Total cost for stage 2: $140.00
Stage 3: Regret: Tuesday Night, ALL FRAKIN' NIGHT LONG
I do not sleep well Tuesday night. I have shady, unspecific anxiety-ridden dreams that wake me up several times. I can't remember the dream and I am just awake enough to know I am anxious about something (Did I set the alarm? Do I have a dentist appointment? Did I lose one of the children?) but not awake enough to figure out that everything is actually fine (at least everything important) and after some half-asleep fretting I lay back down only to wake up an hour later and do it all over again. ALL. NIGHT. LONG. The first words out of my mouth upon waking are "I"m still really tired" followed immediately by, "I've got to take those pajamas back". My husband (who did raise his eyebrows at the amount spent in stage 2 but is willing to indulge me in my need to MAKE CHRISTMAS MEMORIES! FOR THE CHILDREN!) suggests that if I'm having trouble sleeping he can help with that...if I know what he means.
Total cost for Stage 3: One good night's sleep
Stage 4: Where the Crazy Sets In: Wednesday Morning, 8:30am
I call expensive online retailer back to reorder my less than 24 hours ago cancelled order. The lady on the phone is super nice and assures me that this kind of thing happens all the time. I have no idea if this is true or not but it makes me feel better so God bless her for saying it anyway. We get throug the ordering process and my total is more than it was on Monday. The 40% off sale is still going but the 15% off part was a cyber Monday special and she can't honor it. This takes away the feeling that I am getting a really good deal and "free" shipping. Still the new price is less than the $140.00 worth of sleep deprevation I am currently paying so I go for it.
Total cost for Stage 4: $105.00-ish...something like that. I was pretty tired.
Stage 5: Total Insanity but SO WORTH IT!: Wednesday morning 11am
I head back to the mall to return the expensive pajamas. I can feel myself relax as soon as they hand me the receipt for the refund back to my card. Whatever it is in my psyche that can't stand to pay full price (and over-priced at that) settles down. On my way out to the car I stop by another store and there I find a third set of pajamas. The sizes are right, I have bought that brand before so I know the quality is good, I like them less than the pairs I loved but equally as much as the ones I currently have ordered and the total cost for all three pairs (they are 50% off) is CHEAPER THAN ONE PAIR FROM FANCY ONLINE RETAILER.

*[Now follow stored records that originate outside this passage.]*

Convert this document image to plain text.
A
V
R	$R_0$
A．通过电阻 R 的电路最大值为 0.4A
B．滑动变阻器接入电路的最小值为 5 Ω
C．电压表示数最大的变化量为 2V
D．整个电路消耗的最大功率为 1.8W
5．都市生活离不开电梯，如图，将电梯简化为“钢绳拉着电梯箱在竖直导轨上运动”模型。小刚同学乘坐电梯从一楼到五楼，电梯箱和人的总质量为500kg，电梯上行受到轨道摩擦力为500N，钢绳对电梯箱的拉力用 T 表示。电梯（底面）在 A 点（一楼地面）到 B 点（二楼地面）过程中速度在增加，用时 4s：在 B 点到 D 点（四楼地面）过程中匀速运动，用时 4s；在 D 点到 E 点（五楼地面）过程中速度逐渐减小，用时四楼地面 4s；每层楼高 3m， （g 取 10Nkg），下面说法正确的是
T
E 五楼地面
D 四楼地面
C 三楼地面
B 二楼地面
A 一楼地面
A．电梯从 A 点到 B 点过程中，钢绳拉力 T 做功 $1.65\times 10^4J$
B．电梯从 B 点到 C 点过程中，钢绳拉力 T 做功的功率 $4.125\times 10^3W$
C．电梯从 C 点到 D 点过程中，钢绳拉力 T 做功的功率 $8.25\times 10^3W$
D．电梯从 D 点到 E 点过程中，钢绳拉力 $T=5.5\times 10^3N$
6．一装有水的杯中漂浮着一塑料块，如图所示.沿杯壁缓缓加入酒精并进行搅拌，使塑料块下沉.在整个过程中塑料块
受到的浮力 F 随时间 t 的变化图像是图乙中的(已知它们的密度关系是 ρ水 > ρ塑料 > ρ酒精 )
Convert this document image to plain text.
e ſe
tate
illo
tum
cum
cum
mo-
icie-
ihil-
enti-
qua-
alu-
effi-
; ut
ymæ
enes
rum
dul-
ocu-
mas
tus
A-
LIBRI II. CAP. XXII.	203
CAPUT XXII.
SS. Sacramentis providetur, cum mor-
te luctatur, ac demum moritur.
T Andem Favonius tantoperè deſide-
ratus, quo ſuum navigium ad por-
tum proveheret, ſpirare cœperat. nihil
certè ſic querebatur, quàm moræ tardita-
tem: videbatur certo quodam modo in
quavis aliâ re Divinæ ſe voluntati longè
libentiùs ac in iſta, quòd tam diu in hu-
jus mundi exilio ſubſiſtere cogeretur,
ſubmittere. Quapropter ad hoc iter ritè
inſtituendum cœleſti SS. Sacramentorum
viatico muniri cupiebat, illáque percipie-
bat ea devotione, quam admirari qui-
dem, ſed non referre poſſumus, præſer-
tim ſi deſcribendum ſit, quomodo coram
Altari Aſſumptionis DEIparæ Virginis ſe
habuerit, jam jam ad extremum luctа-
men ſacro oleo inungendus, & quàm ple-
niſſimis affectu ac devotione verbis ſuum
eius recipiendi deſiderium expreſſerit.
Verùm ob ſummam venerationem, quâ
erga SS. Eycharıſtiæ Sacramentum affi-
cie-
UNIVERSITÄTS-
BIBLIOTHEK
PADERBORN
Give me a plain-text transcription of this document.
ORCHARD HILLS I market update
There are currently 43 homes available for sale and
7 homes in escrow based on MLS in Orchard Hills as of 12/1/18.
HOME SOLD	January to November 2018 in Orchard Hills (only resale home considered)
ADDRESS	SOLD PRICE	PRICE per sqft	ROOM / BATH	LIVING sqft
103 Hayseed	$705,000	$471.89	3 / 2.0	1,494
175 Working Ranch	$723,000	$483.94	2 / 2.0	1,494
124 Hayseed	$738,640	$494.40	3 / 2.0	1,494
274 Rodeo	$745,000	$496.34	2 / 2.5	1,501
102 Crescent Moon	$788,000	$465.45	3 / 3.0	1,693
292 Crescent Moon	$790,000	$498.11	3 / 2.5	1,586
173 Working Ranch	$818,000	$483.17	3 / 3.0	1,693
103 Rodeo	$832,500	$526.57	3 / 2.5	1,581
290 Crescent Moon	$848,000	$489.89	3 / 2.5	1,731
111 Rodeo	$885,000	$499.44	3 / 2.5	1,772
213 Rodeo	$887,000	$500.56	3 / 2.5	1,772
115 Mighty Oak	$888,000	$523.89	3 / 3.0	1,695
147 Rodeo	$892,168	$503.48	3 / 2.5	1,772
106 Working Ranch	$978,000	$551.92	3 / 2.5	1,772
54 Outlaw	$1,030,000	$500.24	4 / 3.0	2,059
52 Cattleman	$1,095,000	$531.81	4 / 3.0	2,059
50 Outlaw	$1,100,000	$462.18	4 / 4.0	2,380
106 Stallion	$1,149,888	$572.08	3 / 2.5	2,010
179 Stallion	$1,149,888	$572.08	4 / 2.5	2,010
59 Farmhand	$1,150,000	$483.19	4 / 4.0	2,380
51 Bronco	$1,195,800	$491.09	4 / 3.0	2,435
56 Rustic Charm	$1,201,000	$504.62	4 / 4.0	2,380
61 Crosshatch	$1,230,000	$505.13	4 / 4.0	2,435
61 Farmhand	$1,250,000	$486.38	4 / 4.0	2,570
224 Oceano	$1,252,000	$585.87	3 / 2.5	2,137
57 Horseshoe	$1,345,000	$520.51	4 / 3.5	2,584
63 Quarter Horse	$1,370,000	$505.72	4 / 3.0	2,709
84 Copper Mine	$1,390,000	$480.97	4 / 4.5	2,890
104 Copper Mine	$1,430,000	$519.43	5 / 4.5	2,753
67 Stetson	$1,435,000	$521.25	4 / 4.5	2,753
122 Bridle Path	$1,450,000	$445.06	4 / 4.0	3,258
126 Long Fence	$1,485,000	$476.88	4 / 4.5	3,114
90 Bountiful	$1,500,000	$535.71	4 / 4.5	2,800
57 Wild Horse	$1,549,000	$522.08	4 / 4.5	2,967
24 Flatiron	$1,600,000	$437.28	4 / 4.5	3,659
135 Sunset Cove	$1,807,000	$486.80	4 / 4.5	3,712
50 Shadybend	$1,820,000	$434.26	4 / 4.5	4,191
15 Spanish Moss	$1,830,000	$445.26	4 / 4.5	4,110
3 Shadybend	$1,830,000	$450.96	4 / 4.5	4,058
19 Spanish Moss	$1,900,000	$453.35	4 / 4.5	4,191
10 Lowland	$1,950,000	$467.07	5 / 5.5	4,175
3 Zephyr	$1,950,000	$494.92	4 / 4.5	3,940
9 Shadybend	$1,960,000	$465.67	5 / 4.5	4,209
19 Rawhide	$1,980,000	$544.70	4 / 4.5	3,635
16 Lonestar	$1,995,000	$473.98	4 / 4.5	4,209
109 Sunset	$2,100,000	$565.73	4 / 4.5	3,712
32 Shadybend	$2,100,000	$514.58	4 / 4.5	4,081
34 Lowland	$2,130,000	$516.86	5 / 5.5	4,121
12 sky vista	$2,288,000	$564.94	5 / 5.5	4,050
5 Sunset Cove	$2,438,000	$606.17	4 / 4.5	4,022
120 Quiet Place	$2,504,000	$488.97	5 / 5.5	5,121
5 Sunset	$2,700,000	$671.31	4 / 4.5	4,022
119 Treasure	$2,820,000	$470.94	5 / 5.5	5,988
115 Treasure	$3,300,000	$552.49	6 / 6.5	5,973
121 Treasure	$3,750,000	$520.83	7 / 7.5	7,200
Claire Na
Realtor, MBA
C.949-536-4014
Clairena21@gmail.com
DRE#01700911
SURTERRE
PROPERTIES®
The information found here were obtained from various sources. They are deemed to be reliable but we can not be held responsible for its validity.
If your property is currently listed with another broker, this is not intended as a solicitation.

Yeah. I called online retailer back AGAIN and cancelled the order AGAIN and they were very nice about it AGAIN. Seriously, they get points for nice over there. I then bought the pajamas for this year and I slept the sleep of the bargain-finding-just, yes I did. I also took all the tags off and washed them because I have had enough of thinking about this thank-you-very-much.
Total cost for Stage 5: $36.00. Boo-ya!